That is the problem to solve!! During the writing and researching phases of this book series we spend quite a bit of time discussing this exact issue. Who should solve this problem? How does a person solve this problem? It seems impossible. And that is exactly when we realized that we would have to break a new trail, go pioneering, head off into the uncharted frontier because this solution is not already known.
What most people do at this point is compromise. They think, well, we will have to just accept some “collateral damage” (death!) to reach new levels of performance. At that point, instead of solving the problem, the person decides to think that the issue is too entrenched, that you can’t have both more positive consequences (more of becoming better people, improving processes, improving technology and learning from mistakes!) and simultaneously achieve lower negative consequences (more safety). And that is a cop-out. We must have both.
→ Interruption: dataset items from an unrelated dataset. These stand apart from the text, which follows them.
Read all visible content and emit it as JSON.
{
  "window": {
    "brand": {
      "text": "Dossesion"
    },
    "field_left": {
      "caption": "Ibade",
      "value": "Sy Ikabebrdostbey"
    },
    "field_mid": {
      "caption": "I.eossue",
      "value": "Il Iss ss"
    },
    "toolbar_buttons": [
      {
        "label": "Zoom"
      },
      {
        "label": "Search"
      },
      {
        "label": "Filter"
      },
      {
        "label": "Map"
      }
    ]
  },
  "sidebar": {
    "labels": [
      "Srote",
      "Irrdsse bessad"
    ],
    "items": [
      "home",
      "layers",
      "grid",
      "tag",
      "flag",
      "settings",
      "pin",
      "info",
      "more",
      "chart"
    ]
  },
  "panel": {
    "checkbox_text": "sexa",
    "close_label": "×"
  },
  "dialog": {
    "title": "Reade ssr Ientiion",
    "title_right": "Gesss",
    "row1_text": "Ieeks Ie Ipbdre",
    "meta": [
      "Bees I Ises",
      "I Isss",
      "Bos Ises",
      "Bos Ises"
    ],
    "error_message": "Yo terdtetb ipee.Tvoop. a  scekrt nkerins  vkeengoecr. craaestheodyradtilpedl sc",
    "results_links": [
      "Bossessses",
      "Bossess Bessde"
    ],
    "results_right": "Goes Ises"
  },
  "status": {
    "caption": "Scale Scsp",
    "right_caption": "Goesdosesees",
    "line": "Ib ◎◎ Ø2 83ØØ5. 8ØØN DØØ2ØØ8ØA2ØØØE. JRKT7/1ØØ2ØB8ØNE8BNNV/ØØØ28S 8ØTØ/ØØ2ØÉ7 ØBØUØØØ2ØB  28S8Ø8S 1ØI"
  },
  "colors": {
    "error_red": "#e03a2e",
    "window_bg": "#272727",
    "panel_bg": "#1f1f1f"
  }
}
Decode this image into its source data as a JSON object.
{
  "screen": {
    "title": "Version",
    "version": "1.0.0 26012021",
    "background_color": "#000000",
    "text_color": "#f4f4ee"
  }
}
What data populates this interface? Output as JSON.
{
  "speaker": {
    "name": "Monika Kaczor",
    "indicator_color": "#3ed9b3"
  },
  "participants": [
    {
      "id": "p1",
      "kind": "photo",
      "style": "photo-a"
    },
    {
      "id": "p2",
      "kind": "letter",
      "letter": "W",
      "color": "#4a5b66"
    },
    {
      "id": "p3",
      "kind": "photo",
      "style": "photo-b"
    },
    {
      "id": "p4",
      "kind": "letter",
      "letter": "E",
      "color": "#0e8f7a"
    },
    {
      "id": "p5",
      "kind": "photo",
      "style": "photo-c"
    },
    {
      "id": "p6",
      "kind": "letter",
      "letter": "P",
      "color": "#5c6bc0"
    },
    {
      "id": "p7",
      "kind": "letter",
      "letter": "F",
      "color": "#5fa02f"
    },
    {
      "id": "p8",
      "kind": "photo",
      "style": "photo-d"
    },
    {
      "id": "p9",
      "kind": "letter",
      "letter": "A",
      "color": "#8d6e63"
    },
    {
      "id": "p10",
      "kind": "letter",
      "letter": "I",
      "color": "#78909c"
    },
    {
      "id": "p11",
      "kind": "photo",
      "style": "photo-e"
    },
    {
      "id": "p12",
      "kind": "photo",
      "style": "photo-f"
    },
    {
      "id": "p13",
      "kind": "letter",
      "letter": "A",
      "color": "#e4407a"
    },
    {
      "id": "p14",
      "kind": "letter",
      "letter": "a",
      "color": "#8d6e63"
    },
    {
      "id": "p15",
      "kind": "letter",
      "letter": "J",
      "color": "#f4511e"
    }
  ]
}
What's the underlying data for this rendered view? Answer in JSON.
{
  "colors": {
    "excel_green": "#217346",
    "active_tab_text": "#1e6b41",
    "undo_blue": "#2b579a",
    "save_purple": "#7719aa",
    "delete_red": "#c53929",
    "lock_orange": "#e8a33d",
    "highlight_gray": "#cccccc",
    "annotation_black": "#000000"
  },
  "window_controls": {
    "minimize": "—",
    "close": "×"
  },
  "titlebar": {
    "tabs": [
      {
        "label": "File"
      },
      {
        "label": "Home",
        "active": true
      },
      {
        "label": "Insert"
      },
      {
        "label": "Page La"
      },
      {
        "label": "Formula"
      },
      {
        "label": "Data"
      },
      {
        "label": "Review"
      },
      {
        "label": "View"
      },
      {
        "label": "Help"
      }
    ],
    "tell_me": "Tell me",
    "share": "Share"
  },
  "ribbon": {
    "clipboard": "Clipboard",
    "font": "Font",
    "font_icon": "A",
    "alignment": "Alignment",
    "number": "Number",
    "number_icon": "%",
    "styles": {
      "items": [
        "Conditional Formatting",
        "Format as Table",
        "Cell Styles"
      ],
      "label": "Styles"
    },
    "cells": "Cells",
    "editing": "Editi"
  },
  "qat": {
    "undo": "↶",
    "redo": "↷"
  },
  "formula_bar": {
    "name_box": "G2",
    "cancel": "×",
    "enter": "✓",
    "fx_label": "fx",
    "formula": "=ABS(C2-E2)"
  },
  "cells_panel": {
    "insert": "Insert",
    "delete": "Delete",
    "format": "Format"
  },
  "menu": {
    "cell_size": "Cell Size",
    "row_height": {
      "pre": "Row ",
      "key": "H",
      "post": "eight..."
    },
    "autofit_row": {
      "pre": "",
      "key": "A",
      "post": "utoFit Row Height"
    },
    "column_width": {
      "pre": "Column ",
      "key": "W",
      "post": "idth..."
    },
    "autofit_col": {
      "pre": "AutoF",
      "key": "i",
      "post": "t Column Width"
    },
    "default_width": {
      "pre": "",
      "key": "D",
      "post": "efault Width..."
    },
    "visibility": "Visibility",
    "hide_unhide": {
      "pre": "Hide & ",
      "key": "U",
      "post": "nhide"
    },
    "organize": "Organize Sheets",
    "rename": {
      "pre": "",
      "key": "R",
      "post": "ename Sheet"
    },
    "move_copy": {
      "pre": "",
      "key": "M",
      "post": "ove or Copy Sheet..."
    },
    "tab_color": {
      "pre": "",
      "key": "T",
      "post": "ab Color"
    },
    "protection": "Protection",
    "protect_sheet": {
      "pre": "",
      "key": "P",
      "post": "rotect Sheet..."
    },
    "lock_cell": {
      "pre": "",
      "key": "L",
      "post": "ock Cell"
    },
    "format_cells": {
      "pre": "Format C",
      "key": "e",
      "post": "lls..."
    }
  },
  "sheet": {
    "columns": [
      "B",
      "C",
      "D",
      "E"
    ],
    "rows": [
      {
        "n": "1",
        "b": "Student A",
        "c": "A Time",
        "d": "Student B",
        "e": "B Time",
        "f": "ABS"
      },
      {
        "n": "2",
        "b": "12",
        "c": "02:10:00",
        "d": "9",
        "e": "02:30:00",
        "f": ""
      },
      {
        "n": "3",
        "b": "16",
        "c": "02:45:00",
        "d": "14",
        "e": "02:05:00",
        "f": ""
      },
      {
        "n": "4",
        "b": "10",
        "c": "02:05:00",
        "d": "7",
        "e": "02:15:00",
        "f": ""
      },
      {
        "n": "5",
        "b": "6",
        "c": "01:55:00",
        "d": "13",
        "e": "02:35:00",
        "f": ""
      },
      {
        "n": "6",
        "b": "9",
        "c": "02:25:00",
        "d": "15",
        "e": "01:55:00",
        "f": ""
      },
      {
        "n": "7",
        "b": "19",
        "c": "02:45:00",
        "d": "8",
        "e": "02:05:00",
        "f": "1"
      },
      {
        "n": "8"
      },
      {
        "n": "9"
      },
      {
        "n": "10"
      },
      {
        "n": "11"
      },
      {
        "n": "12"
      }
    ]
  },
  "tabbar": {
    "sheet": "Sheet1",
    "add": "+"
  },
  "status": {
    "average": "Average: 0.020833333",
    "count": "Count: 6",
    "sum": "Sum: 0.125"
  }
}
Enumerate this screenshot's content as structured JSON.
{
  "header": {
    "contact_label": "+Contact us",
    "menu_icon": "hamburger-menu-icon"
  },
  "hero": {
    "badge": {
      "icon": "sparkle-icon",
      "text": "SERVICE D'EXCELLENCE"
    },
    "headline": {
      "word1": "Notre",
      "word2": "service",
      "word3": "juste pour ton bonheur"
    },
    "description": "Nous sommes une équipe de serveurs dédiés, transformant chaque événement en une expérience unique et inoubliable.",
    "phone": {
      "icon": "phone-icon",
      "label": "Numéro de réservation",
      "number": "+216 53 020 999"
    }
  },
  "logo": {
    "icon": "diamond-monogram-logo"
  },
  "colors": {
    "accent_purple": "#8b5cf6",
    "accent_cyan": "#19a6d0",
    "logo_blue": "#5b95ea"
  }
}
And that is when we kept moving on with our innovation process.
We were going to title our book based on the idea of “removing risk to improve safety”. Once we rediscovered this contradiction, well, you can see why we had to change the title.
Now I understand that you may be concerned that this topic is not in this particular book for workers. But we received a lot of feedback that workers would not read a 400 page book on safety so we took out some of the foundational thoughts and presented it more as solutions and quick overviews of ideas. We kept the whole foundational innovation process in the book for visionary leaders and engineers, though. (This is the category that I think you fall into).
In your opinion, do you think this was a mistake to remove it from the worker’s book? In your opinion, do you think we should add it back into the second edition (which will not be even begun for a few years)? Thank you again for your insightful comment. I believe it adds a lot to the safety community.